In a filing with the Securities and Exchange Commission (SEC), the video game retailer-turned tech company said it will seek approval at its next shareholder meeting for an increase in the number of Class A common stock from 300 million to 1 billion to partly conduct a stock split in the form of a stock dividend.
The authorization would also be used to “provide flexibility for future corporate needs,” the company said. This could be referring to a potential future share offering.
The stock dividend will be contingent on final board approval, GameStop said.
GameStop has yet to specify the split ratio of the stock split.

Now what?

GameStop stock has been on a tear over the past two weeks, soaring 144% after hitting a low of $77.58 on March 14. As we noted Wednesday, meme stocks are very much alive.
For more information and a five-year look at the stock’s performance, see our guide to buying GameStop stock.

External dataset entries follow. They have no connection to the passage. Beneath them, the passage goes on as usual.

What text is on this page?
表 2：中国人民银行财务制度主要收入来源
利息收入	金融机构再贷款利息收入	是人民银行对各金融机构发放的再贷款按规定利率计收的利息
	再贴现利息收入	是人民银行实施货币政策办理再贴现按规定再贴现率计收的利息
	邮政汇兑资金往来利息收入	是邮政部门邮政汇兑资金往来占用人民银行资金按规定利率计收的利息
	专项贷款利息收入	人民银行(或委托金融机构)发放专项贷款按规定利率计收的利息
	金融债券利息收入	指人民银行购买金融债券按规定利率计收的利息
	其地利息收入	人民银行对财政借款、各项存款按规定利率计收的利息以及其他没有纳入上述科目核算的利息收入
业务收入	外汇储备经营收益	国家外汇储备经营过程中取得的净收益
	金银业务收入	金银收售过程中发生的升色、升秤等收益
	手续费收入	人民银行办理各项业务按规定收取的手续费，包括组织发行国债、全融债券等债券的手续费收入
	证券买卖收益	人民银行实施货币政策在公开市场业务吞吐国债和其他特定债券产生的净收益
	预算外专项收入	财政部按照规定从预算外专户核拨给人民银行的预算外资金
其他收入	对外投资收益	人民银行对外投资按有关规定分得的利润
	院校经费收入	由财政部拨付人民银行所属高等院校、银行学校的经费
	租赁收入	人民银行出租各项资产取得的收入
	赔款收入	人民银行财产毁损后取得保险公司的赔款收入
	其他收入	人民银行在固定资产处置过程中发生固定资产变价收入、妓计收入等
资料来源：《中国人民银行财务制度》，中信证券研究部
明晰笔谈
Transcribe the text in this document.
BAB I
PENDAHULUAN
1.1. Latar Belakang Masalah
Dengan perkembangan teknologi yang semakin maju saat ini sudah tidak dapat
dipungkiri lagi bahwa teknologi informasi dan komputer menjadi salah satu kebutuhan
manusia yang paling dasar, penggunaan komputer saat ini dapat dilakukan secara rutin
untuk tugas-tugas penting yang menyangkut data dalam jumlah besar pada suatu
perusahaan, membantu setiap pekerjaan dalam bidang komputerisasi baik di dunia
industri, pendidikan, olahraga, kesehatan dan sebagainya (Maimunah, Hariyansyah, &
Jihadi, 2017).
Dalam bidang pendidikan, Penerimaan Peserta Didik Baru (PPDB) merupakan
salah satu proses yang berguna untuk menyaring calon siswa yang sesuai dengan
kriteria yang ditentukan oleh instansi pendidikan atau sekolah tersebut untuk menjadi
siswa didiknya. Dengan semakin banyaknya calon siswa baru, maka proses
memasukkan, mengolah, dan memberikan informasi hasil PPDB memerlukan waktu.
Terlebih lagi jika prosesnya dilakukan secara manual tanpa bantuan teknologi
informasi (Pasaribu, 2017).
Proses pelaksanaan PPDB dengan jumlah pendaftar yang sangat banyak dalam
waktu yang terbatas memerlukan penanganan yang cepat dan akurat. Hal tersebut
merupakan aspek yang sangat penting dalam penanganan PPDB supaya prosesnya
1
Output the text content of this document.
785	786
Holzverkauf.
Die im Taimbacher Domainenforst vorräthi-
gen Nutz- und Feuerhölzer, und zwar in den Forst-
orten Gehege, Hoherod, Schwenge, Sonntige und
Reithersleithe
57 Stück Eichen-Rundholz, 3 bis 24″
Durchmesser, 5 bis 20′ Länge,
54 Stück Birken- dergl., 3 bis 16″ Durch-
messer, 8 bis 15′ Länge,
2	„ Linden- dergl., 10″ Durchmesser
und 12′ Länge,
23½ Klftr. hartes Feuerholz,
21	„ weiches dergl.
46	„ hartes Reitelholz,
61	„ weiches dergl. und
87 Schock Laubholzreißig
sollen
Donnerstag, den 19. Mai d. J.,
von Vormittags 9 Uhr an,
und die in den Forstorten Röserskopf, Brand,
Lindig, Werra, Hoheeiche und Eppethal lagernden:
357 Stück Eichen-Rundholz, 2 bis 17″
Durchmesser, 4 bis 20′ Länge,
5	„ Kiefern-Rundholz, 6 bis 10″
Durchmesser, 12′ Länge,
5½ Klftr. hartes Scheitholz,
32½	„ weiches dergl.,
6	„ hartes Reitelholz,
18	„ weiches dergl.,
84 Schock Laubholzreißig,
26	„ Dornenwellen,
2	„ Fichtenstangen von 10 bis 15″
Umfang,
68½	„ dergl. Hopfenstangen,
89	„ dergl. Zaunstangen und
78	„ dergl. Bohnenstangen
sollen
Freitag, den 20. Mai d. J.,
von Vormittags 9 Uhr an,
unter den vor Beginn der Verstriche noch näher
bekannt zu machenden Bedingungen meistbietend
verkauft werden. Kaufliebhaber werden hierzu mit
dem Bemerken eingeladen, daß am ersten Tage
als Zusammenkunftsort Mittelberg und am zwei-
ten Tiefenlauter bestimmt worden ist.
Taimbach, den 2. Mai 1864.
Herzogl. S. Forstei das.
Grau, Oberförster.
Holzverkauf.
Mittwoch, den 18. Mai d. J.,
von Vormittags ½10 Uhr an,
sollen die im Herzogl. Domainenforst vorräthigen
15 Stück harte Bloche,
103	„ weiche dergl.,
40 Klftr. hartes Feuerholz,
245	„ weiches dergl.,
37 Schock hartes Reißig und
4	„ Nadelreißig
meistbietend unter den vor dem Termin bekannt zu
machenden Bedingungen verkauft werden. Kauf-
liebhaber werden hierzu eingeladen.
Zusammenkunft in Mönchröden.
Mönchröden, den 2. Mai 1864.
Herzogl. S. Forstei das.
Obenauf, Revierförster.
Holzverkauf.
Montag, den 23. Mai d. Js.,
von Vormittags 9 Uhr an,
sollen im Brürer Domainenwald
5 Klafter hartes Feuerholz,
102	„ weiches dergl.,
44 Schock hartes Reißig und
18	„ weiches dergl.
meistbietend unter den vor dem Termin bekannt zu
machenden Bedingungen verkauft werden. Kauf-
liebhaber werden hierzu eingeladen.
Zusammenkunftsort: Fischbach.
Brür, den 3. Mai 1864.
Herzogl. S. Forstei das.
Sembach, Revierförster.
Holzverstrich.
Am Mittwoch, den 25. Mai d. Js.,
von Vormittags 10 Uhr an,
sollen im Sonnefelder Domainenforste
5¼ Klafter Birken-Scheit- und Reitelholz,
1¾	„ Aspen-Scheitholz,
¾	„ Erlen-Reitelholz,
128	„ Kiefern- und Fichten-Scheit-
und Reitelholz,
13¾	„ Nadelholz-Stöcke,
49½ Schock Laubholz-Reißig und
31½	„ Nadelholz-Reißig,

GameStop Chairman Ryan Cohen recently snatched up an additional 100,000 shares in the meme stock, according to a filing released last week. This seemingly reinvigorated shareholders, who have been piling back into the stock ever since.
All said, Cohen’s purchase and a stock split doesn’t change anything fundamentally about the stock. It still appears to be moving primarily on sentiment, which means you should expect more volatility to come — especially if it becomes more affordable for retail investors.
At the time of publication, Matt Miczulski did not own shares of any equity mentioned in this story.